II - UN NOUVEAU TIGRE ÉCONOMIQUE ?

Contrairement aux caricatures qui ont trop souvent cours, les Emirats Arabes Unis ne sont pas, loin de là, que " le pays de l'or noir ". Si les Emirats forment une Fédération riche et développée, ils le doivent certes au pétrole, mais aussi à une ambitieuse politique de diversification et de rayonnement régional.

1 - UN PAYS RICHE ET DÉVELOPPÉ

a/ Une Fédération riche

Avec un Produit National Brut par habitant de 12.000 dollars, les Emirats Arabes Unis figurent parmi les Etats les plus riches du monde . Ils atteignent le 14 ème rang mondial, à égalité avec la France, mais devant la Suède, la Belgique ou les Pays-Bas.

Eu égard à leur faible population, soit environ 3 millions d'habitants, le Produit National Brut global des Emirats n'atteint que 38 milliards de dollars. Ce niveau les place malgré tout parmi les pays économiquement puissants, au 50 ème rang mondial devant la Hongrie, le Nigeria, la Biélorussie ou la République tchèque.

Pays riche, les Emirats sont aussi un pays développé. A cet égard, l'arrivée à Abou Dabi est doublement saisissante. Elle commence en effet par une traversée du désert qui sépare la capitale de l'aéroport, mais un désert ... planté de milliers d'arbres, irrigués sur des kilomètres. Puis, on pénètre dans une cité de type occidental, remarquablement dessinée, à l'architecture audacieusement moderne mais soignée, parfaitement entretenue. De fait, à Abou Dabi comme à Dubaï, mais aussi dans les autres grandes villes du pays, prévaut une qualité de vie de haut niveau fort proche de celle de l'Europe.

b/ Un Etat développé

Les infrastructures émiriennes sont ultra modernes, qu'il s'agisse des ports et des aéroports, ou des autoroutes et larges routes qui sillonnent le pays, ou encore du réseau de télécommunications.

Les Emirats comptent aussi 14 ports , soit un total de 200 quais. Les principaux sont ceux de :

- Dubaï : Port Rashid, premier port du Golfe ; Djebel-Ali, couplé à une vaste zone franche ; Dubaï Creek port et Hawriya Port davantage tournés vers l'Iran et fréquentés par les petites et moyennes embarcations en bois, les Dow ;

- Abou Dabi :il s'agit avant tout d'un terminal pétrolier ;

- du Golfe d'Oman : Khor Fahkan et Fujaïrah.
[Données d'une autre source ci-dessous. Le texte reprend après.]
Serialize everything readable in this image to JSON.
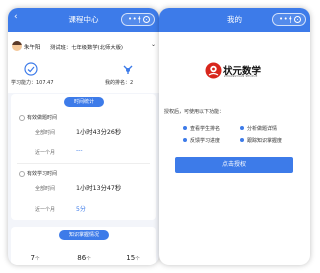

Six aéroports assurent les liaisons aériennes à Abou Dabi, Dubaï, Sharjah, Fujaïrah, Ras Al Khaïmah, Al Ain. Pour donner une idée de leur trafic, on peut relever que le principal d'entre eux, celui de Dubaï, accueille plus de cinq millions de passagers par an, soit l'équivalent du trafic de l'aéroport de Nice et plus de 186.000 tonnes de fret, soit l'équivalent du fret de l'aéroport de Gatwick. Notons que les Emirats disposent d'une Compagnie aérienne, Emirates airlines, dont la qualité de service est reconnue par tous. Ils détiennent par ailleurs une participation dans la Compagnie Gulf Air.

S'agissant des télécommunications, il convient de noter que les Emirats disposent d'un opérateur national très dynamique ETILASAT. La densité du réseau téléphonique fixe dépasse les 40 lignes pour 100 habitants, la moyenne des pays arabes se situant à 5 lignes pour 100 habitants. Le réseau mobile est quant à lui en plein essor.

La population, urbanisée à 84 %, bénéficie de conditions de vie remarquable dans la région : 97 % des Emiriens ont accès à l'eau potable, la gratuité des frais médicaux et hospitalière est assurée, le taux d'analphabétisation est réduit (21 % des adultes contre 40 % pour la région Moyen-Orient-Afrique du Nord), grâce à une scolarisation importante : elle concerne 90 % des enfants de chaque classe d'âge (contre 59 % pour la région).

Les Emirats connaissent depuis plusieurs années une croissance économique soutenu : + 8,2 % en 1995, + 10,9 % en 1996, + 4,5 % pour 1997. Le secteur non pétrolier tire assez largement cette croissance.

Le fort développement des Emirats recouvre cependant des situations contrastées. En effet, avec des PIB respectifs de 27,5 et 11,6 milliards de dollars, les Emirats d'Abou Dabi et de Dubaï apparaissent comme les deux pôles économiques majeurs de la fédération. Ces différences valent aussi en matière de population ou de superficie puisque les quatre plus petits émirats ne rassemblent que moins de 350.000 habitants et 3.884 km2 sur un total de 2,3 millions d'habitants et 77.000 km2.